There has been much unwarrented speculation among my friends and family as to the origin of Carmelita.
Carmelita came to live with me some time in the early 1990's. She has graced my walls for nearly ten years thanks to a bet, of sorts, with a friend.
Janet and I debated amongst ourselves about who knew the ugliest cemetery. My contender was the cemetery in O'Donnell, Texas. When I was a kid and family members were being planted there right and left, I remember it as a sandy, weedy, wind-swept place. It was hot. And very, very dry.
One Saturday we packed lunch (and Gerald) and set off for O'Donnell. I have to admit I was disappointed.

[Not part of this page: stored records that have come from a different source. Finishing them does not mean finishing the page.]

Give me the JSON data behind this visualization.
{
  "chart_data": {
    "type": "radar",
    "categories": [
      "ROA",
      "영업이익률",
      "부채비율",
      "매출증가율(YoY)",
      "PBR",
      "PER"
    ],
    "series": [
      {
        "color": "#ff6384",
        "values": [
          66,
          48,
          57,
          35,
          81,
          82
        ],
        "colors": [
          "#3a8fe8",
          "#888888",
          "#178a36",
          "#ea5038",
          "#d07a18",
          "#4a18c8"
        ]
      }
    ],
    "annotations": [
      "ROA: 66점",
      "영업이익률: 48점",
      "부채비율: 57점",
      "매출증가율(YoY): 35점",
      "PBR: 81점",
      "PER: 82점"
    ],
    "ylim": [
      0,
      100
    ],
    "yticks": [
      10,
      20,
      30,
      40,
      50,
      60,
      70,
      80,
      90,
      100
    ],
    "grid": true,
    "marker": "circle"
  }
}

Somewhere through the years the home town of Hoss Cartwright had developed enough civic pride to start a cemetery association. The graveyard was clean and apparently had been watered on a fairly regular basis. There was actual green grass.
We explored a bit and found the trash pile in a back corner. I saw something sitting atop a mound of rotting flowers. It was half of a large wooden cross. It was missing its right arm, which I found further down in the pile. The cross was obviously handmade and the inscription consisted of a single word - Carmelita. The bottom of the cross was caked with oily mud from where it had been ripped from the ground and tossed away.
Janet helped me load Carmelita into the car and we brought her home. She has presided over my house ever since. I've never know her to cause any mischief, but I think that's because she likes me. And she knows if the house ever catches fire, she will be the first thing I save on my way out the door.
One of these days I am going back to the O'Donnell Cemetery. Partly to pay respects to three generations of my family buried there and partly to look for Carmelita's grave. Hopefully hers is not one of the 74 un-marked graves.